Agosto de 1920
Señorita Pujolà:
Quiero tener un detalle con usted. He decidido regalarle la Casa de les Punxes. ¿Le gustaría? Podríamos vivir allí todo el año, cada estación en una parte diferente. En verano en lo alto de las torres, como los príncipes de los cuentos. En invierno a pie de calle, para calentarnos con el aliento de los autos. En primavera y en otoño, allí donde mejor apreciáramos el renacer de las rosas y el amarillear de los árboles. Incluso podríamos vivir separados, en caso de que usted no desee verme. Ya ve que por estar cerca de usted soy capaz de todo. Por las noches, miraríamos las luces en movimiento de la ciudad y pensaríamos que son nuestros vasallos, que nos adoran y que se preguntan qué podrían hacer para contentaros.

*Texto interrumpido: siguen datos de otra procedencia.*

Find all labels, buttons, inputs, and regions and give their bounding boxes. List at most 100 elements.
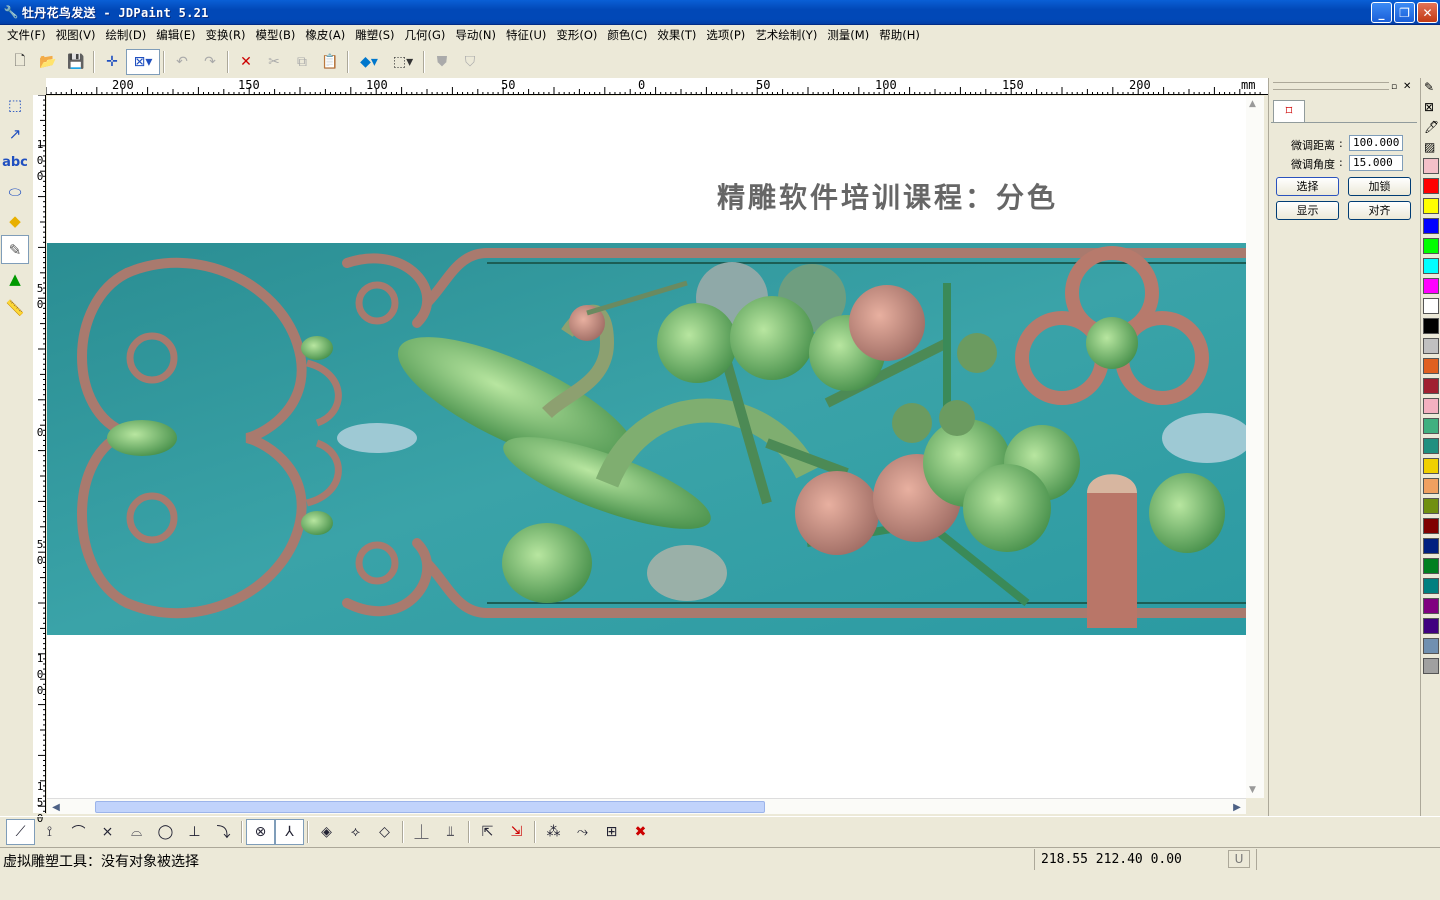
color-swatch[interactable] [1423, 558, 1439, 574]
restore-icon[interactable]: ❐ [1394, 2, 1415, 23]
color-swatch[interactable] [1423, 398, 1439, 414]
color-swatch[interactable] [1423, 338, 1439, 354]
paste-icon[interactable]: 📋 [316, 49, 344, 75]
color-swatch[interactable] [1423, 638, 1439, 654]
menu-options[interactable]: 选项(P) [701, 27, 750, 43]
color-swatch[interactable] [1423, 518, 1439, 534]
horizontal-scrollbar[interactable]: ◀ ▶ [47, 798, 1246, 814]
redo-icon[interactable]: ↷ [196, 49, 224, 75]
color-swatch[interactable] [1423, 298, 1439, 314]
copy-icon[interactable]: ⧉ [288, 49, 316, 75]
multi-select-icon[interactable]: ⁂ [539, 819, 568, 845]
panel-float-icon[interactable]: ▫ [1391, 82, 1397, 92]
drawing-canvas[interactable]: 精雕软件培训课程：分色 [47, 96, 1246, 798]
color-swatch[interactable] [1423, 358, 1439, 374]
unpick-icon[interactable]: ⇲ [502, 819, 531, 845]
open-folder-icon[interactable]: 📂 [34, 49, 62, 75]
color-swatch[interactable] [1423, 538, 1439, 554]
color-swatch[interactable] [1423, 418, 1439, 434]
color-swatch[interactable] [1423, 278, 1439, 294]
color-swatch[interactable] [1423, 198, 1439, 214]
intersect-snap-icon[interactable]: ⨯ [93, 819, 122, 845]
color-swatch[interactable] [1423, 458, 1439, 474]
select-grid-icon[interactable]: ⊞ [597, 819, 626, 845]
curve-snap-icon[interactable]: ⤵ [209, 819, 238, 845]
pencil-icon[interactable]: ✎ [1424, 80, 1434, 94]
menu-help[interactable]: 帮助(H) [874, 27, 925, 43]
minimize-icon[interactable]: _ [1371, 2, 1392, 23]
color-swatch[interactable] [1423, 478, 1439, 494]
scroll-up-icon[interactable]: ▲ [1249, 99, 1256, 109]
color-swatch[interactable] [1423, 598, 1439, 614]
menu-sweep[interactable]: 导动(N) [450, 27, 501, 43]
fine-angle-input[interactable]: 15.000 [1349, 155, 1403, 171]
color-swatch[interactable] [1423, 498, 1439, 514]
menu-view[interactable]: 视图(V) [51, 27, 101, 43]
perpendicular-snap-icon[interactable]: ⊥ [180, 819, 209, 845]
color-swatch[interactable] [1423, 658, 1439, 674]
no-color-icon[interactable]: ⊠ [1424, 100, 1434, 114]
fine-distance-input[interactable]: 100.000 [1349, 135, 1403, 151]
color-cube-icon[interactable]: ◆▾ [352, 49, 386, 75]
jdpaint-app-icon[interactable]: 🔧 [4, 5, 19, 19]
menu-effect[interactable]: 效果(T) [652, 27, 701, 43]
diamond-cross-icon[interactable]: ⟡ [341, 819, 370, 845]
align-multi-icon[interactable]: ⫫ [436, 819, 465, 845]
cut-icon[interactable]: ✂ [260, 49, 288, 75]
color-swatch[interactable] [1423, 258, 1439, 274]
menu-color[interactable]: 颜色(C) [602, 27, 652, 43]
horizontal-scroll-thumb[interactable] [95, 801, 765, 813]
scroll-right-icon[interactable]: ▶ [1230, 800, 1244, 814]
text-tool-icon[interactable]: abc [1, 148, 29, 177]
rotate-view-icon[interactable]: ⬭ [1, 177, 29, 206]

Teresa mía, se me está fundiendo el cerebro. ¿Se da usted cuenta? Desde que he sabido que está usted prometida y que se aburre —no me pregunte quién me ha informado, porque soy un caballero— pretendo comprarla con regalos. Mi problema es que soy de decisiones lentas y dificultosas; sufro lo indecible cada vez que debo escoger una flor para lucir en la solapa, figúrese el sufrimiento que me está produciendo toda esta cuestión. ¿Acaso usted preferiría un claustro románico? ¿El edificio de la Lonja de mar? ¡Podríamos dormir en mitad del Salón de Contrataciones y tendríamos sueños góticos! Pídame lo que quiera, que mi fortuna es ilimitada, aunque no tanto como mi amor por usted. Sólo le pido que, por favor, me conteste alguna carta. Si en su respuesta llegara además la buena nueva de que ha dejado usted a su prometido, mi gozo no tendría fin. Su silencio me consume hasta los huesos. No sabe en qué estado tan triste me encuentro. Estoy anémico, neurasténico, dispéptico, clorótico, esquelético y antiestético. Y todos estos síntomas no se me van ni tomando Elixir Callol, que según los doctores tiene fama de curarlo todo, incluidas las dolencias que contraerás en el futuro.
Siento que mi mal se agrava. La causa son las incertidumbres y los nervios. No dejo de preguntarme qué causa puede tener esta apatía suya hacia mi persona. He resuelto culpar a los americanos. No debería haber hablado con tanta vehemencia acerca de los autos y las modernidades de aquel lejano continente. Me doy cuenta de que estas palabras la contrariaron. Le pido humildes disculpas. Si lo prefiere, seremos más barceloneses que la Moños. Más mataroneses que el barón de Maldà durante la fiesta mayor. Los domingos iremos de paseo a la Font del Gat. Su prometido puede acompañarnos, si gusta. Pero, se lo suplico, adminístreme de una vez la única medicina que necesito: el Elixir Teresa. Diversas veces al día y en dosis de choque.